Fig. 5: Glucose deprivation transactivates DCAF1, promotes ubiquition-mediated degradation of Rheb, and inhibits mTORC1 activity.

A, B Silencing DCAF1 delays glucose deprivation-induced Rheb degradation and enhances the protein stability of Rheb. Stable sgDCAF1 and sgControl cells were cultured in glucose-free medium, treated without (A) or with (B) 100 µg/ml CHX, and collected at indicated times for IB analysis. C Stable sgDCAF1 cells were cultured with or without glucose-free medium, and the polyubiquitination of Rheb was analyzed by immunoprecipitation.
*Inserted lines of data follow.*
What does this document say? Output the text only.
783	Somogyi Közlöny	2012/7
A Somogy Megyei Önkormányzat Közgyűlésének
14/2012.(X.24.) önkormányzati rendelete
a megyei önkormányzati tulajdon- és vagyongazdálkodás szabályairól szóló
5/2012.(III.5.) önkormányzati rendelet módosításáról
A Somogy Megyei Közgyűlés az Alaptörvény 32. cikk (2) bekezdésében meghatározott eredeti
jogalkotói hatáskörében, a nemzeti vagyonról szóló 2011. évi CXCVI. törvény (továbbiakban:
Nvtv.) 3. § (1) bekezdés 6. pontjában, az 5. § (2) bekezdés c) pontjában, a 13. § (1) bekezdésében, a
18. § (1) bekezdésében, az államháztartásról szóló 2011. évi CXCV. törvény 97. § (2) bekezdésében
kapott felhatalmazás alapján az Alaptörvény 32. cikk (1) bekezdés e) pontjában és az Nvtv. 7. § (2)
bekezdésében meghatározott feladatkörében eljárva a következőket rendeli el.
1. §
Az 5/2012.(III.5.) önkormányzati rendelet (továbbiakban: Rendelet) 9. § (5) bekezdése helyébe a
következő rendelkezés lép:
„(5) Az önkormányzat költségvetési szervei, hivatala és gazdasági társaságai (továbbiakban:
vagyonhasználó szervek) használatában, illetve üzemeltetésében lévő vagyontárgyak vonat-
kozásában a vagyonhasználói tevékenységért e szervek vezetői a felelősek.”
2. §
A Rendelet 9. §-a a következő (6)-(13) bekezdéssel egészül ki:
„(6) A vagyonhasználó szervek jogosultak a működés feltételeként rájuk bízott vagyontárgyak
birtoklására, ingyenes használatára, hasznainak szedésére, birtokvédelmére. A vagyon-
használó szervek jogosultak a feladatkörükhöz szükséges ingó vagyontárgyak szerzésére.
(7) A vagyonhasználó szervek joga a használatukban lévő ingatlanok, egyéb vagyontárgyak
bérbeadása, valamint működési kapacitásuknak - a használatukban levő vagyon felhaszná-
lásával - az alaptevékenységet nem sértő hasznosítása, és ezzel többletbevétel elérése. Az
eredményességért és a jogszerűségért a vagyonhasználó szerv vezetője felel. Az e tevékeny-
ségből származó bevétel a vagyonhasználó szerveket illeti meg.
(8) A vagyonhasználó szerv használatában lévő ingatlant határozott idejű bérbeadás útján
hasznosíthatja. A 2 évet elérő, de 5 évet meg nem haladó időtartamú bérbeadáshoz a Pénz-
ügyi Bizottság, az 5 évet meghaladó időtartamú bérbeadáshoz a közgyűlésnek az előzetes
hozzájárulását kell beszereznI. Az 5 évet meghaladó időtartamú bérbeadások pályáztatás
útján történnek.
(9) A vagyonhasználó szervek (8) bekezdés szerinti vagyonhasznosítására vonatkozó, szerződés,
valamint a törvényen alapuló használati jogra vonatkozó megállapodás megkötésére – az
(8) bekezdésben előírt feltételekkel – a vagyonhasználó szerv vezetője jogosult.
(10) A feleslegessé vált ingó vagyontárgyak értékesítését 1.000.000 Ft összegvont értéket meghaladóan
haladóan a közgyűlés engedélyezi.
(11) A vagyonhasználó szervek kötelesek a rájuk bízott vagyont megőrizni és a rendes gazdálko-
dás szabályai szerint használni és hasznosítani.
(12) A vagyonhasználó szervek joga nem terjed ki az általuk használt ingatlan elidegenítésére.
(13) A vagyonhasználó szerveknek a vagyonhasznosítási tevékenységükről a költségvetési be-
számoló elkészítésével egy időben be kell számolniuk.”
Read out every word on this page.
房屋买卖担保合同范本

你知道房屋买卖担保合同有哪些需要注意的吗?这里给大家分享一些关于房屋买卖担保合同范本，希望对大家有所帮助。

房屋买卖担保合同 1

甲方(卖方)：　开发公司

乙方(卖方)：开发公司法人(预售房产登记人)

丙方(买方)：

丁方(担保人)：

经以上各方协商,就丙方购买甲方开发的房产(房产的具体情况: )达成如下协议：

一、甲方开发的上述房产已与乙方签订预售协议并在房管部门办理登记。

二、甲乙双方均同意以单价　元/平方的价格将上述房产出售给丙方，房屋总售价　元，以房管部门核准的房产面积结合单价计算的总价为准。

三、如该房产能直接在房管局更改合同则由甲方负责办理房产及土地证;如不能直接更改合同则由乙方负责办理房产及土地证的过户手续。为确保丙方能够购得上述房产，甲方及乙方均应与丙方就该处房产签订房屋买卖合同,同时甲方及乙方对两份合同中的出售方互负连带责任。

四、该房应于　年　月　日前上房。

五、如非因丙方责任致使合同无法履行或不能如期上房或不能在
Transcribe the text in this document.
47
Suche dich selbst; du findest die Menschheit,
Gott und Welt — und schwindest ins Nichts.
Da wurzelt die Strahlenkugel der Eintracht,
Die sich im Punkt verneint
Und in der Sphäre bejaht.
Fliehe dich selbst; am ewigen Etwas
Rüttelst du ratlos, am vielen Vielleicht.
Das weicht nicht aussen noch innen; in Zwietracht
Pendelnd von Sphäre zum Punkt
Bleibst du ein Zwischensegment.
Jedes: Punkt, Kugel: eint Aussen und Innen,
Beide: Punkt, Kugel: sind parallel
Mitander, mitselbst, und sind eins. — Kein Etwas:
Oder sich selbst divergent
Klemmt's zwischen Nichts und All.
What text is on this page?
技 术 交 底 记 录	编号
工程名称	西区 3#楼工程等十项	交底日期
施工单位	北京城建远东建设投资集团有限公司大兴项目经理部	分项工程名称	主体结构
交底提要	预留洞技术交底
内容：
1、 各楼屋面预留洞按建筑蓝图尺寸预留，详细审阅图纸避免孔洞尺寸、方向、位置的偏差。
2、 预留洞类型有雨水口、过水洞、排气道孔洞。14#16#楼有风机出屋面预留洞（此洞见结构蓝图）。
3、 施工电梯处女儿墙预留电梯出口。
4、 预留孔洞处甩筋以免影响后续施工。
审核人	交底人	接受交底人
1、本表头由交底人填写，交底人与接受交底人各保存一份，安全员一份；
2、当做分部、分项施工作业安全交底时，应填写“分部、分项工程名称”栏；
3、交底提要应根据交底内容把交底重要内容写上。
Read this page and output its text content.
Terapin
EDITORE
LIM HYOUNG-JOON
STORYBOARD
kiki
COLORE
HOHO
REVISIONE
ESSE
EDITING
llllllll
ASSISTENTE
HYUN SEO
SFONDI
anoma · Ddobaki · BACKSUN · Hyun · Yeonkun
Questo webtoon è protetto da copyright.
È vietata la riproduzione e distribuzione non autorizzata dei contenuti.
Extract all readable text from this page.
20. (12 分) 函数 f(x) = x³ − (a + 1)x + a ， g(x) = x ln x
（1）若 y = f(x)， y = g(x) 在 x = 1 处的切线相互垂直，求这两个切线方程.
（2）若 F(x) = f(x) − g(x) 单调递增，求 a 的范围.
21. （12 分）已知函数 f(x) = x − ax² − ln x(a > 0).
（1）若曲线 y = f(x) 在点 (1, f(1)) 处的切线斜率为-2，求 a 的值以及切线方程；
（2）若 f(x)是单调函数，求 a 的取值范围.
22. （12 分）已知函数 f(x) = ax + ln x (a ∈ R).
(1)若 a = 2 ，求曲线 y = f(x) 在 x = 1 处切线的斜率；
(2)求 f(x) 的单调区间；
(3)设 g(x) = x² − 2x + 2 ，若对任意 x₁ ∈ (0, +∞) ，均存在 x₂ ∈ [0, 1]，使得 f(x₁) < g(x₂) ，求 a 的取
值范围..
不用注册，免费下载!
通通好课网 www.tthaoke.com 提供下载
D Huh7, HCT116, and EC109 cells were cultured in glucose-free medium and cell protein was collected at indicated times for IB analysis. E Huh7, HCT116, and EC109 cells were cultured in glucose-free medium and total RNA was collected at indicated times. The mRNA levels of DCAF1 were analyzed using quantitative-PCR (Q-PCR). F Cells were treated with 20 mM 2-DG, and total RNA was collected at indicated times. The DCAF1 mRNA levels were analyzed using Q-PCR. G, H Effect of 2-DG treatment on the protein level of DCAF1, Rheb, and mTORC1 activity in mouse model. The 6-week-old C57BL6 mice were randomized into two groups and treated with normal saline or 2-DG solution for 3 weeks. The liver (G) and brain (H) tissues were harvested, and protein expression was evaluated by IB analysis using specific antibodies as indicated. All data were representative of at least three independent experiments (n = 3).